The median follow-up was 33 months. Based on Radiation Therapy Oncology Group (RTOG) 0129 study risk groupings, patients were either considered to be at low (162 patients; 70%) or intermediate (70 patients; 30%) risk. Concurrent systemic therapy was used in 85% of patients (196 patients). The 3-year locoregional control, distant control, and overall survival rates were 94%, 91%, and 91%, respectively. Late toxicity occurred in 9% of patients (21 patients). Overall, 64% of toxicity and failure events occurred within the first 6 months of follow-up, with a < 2% event incidence noted at each subsequent follow-up. Only 4 patients experienced their first event after 2 years.

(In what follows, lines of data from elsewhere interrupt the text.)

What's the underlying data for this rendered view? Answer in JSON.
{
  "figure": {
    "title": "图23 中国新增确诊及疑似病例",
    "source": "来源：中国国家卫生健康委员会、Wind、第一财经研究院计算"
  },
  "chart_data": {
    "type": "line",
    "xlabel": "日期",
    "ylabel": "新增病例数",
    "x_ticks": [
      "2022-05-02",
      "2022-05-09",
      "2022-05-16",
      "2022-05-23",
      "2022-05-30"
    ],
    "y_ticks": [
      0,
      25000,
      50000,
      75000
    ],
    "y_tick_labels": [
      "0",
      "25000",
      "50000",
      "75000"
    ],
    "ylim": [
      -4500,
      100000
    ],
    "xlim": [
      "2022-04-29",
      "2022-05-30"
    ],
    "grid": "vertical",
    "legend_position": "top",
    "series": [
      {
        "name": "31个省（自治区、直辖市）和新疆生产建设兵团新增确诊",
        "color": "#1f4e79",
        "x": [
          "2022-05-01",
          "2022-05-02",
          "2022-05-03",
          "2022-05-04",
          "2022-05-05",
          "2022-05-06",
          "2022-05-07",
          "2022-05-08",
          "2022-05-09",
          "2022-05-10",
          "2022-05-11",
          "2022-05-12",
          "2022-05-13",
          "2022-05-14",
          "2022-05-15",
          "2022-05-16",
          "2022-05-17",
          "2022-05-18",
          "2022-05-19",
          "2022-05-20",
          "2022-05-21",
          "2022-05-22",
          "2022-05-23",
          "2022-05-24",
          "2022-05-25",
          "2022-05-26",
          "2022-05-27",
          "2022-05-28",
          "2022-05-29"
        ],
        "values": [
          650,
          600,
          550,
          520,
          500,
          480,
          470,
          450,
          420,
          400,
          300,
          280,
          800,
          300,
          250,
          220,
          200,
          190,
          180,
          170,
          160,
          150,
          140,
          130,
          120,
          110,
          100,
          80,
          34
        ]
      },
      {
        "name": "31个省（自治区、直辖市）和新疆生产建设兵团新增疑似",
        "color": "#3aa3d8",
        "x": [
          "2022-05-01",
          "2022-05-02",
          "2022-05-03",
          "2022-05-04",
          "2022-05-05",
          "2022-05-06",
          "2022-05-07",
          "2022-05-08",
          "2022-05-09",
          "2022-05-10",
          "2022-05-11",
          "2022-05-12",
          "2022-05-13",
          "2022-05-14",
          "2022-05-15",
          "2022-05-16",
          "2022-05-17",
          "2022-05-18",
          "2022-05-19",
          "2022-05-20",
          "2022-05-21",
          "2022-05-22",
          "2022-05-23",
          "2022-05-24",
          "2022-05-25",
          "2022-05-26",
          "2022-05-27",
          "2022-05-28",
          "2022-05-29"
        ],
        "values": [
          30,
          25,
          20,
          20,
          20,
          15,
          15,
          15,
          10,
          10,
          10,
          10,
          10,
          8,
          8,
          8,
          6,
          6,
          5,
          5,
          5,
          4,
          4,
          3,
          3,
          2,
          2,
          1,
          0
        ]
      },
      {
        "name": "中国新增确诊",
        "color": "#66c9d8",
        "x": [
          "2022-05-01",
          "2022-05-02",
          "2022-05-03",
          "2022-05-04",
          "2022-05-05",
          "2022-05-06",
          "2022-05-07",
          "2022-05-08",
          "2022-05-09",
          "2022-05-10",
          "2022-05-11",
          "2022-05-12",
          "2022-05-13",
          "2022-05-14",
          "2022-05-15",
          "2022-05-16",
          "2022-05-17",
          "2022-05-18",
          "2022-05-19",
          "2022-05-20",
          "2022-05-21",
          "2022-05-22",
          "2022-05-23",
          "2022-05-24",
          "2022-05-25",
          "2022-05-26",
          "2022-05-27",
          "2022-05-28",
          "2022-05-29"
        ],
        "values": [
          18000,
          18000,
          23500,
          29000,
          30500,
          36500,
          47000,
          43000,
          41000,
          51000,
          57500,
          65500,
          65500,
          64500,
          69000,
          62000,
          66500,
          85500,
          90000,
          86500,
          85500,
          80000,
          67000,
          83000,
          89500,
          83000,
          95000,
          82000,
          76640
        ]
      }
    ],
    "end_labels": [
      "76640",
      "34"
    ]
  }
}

HPV+OPSCC has a low risk of disease recurrence and late toxicity after treatment; approximately two-thirds of events occur within the first 6 months of follow-up. These data suggest that it may be reasonable to reduce follow-up in patients with HPV+OPSCC to every 3 months for the first 6 months, every 6 months for the first 2 years, and annually thereafter.
确定患者的最佳随访方案有助于最大限度地利用医疗资源。在人乳头瘤病毒阳性口咽鳞状细胞癌(HPV+OPSCC)这种日益流行的疾病中尤其如此。本研究的目的是评估该队列患者疾病复发或晚期毒性的时间,以优化患者管理。
一个机构数据库识别出232例经活检证实的非转移性HPV+OPSCC患者,这些患者接受了放射治疗。对患者进行回顾性分析,第一年每3个月随访一次,第二年每4个月随访一次,第三至五年每6个月随访一次。评估晚期毒性(≥3级;毒性根据美国国立癌症研究所不良事件通用术语标准[第4版]评分)、局部区域控制、远处控制和总生存率。
中位随访时间为33个月。根据放射治疗肿瘤学组(RTOG)0129研究风险分组,患者被认为处于低风险(162例患者;70%)或中度风险(70例患者;30%)。85%的患者(196例)使用了同步全身治疗。3年局部区域控制率、远处控制率和总生存率分别为94%、91%和91%。9%的患者(21例)出现晚期毒性。总体而言,64%的毒性和失败事件发生在随访的前6个月内,随后每次随访的事件发生率<2%。只有4例患者在2年后出现首次事件。
HPV+OPSCC治疗后疾病复发和晚期毒性风险较低;约三分之二的事件发生在随访的前6个月内。这些数据表明,将HPV+OPSCC患者的随访方案调整为前6个月每3个月一次,前2年每6个月一次,此后每年一次可能是合理的。